YouTube – Music is HUGE with patients with dementia. When I am with my mom this is one of the things I tend to do with her. It is kind of “our” thing. Thanks to streaming devices, things like the YouTube channel are accessible on TV so I will play a ton of music my mom used to listen to back in the day. This form of therapy seems to have the most profound effect on her. My mom has basically lost all verbal skills. She rarely speaks one or two words at the most. A sentence or question is a banner day. However, when music or music videos are playing, it gets her toe tapping. She will sing along which will forever floor me. Sometimes, a little music session evokes a little emotion, something you don’t see with these types of patients. I have been known to cry and listen while I sing along with her. It’s painfully beautiful. I love her so.
Playable Art Ball – This was one of those nifty little gadgets my aunt brought on one of her visits. We use these several different ways. We will un-snap balls and ask June Bug to tell us the colors. Sometimes we leave all of the balls attached. We have her put her wrists in it and spin it around her arms. We will play counting games. Take them all apart and have her put them together. This is another one of my favorites because it’s versatile. It can be used for both physical and brain activity.
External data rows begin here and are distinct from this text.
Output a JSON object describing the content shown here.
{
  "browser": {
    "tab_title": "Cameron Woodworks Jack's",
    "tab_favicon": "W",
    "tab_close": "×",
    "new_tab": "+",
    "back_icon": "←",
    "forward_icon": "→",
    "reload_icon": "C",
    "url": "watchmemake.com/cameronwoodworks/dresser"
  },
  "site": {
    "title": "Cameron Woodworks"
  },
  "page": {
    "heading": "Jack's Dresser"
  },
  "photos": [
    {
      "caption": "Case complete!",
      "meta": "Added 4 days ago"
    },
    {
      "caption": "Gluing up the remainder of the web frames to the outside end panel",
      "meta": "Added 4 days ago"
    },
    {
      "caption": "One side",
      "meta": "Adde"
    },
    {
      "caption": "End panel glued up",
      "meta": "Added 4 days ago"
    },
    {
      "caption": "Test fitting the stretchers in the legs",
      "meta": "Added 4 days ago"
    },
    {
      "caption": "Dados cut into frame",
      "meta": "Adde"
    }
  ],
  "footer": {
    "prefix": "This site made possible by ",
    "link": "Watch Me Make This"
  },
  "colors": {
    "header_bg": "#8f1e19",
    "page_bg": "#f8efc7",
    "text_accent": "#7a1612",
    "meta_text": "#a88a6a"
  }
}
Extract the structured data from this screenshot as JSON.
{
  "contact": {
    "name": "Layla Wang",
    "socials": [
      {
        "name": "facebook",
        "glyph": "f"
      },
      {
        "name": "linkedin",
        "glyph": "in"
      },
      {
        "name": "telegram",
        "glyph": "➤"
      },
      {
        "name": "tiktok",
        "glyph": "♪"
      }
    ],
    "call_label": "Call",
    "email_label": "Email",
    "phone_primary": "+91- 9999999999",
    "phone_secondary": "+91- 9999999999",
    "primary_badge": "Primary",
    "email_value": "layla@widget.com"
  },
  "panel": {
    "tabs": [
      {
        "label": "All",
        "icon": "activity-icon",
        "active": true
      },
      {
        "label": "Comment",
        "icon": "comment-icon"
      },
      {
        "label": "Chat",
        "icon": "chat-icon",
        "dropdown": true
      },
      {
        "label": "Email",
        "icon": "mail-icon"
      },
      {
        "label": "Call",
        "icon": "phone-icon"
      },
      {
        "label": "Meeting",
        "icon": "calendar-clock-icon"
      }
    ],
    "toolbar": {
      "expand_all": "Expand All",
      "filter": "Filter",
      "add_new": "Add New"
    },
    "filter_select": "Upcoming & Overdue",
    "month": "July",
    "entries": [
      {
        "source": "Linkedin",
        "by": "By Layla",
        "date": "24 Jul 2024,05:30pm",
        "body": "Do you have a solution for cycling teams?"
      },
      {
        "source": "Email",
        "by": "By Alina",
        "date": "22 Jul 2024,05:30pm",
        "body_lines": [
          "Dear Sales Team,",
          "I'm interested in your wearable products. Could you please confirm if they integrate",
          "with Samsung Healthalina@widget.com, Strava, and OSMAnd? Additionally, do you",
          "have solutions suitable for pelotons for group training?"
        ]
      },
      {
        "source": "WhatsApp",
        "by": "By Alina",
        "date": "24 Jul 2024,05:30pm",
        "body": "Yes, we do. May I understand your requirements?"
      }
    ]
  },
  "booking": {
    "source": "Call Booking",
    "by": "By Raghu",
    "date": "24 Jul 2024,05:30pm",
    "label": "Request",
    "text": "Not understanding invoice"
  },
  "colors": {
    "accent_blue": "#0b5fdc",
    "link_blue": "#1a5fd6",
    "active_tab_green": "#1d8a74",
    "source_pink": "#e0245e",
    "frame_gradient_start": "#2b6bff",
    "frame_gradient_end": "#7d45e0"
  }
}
Shapes and Color Flash Cards – Again, a very simple yet effective way to get our mama talking. When she answers correctly lots of encouragement and love. I am all about high fives. My sister Lauren is really into flashing. Anything for a smile and a laugh.
Playable Art: Magnet Relief – This is a magnetic board with many multicolored magnetic tiles. We will spell words with the tiles. Create patterns that we help and encourage our mom to recreate. She likes to arrange the tiles just so. She is particular. It is yet another form of relaxation.
The Mental Blox Game – Another great one discovered by our awesome aunt. Each box is filled with plastic shapes. Circles, triangles, and cubes. Some have patterns. Some don’t. The purpose is to recreate the design that appears on whichever card that is drawn. This one is challenging.
Sand in Motion – This one is awesome. A rotating picture frame filled with sand. It sits right next to my mom’s head when she is lying down. She flips it constantly. It’s soothing and relaxing and she loves it.
I hope to have helped at least one person out there going through this with a loved one of their own. This disease affects so many. Coming from a place that once felt very lonely and scary, I have put my big girl pants on and face this challenge with strength and honor. As Lauren stated perfectly, “We may not have it all together, but together we have it all.”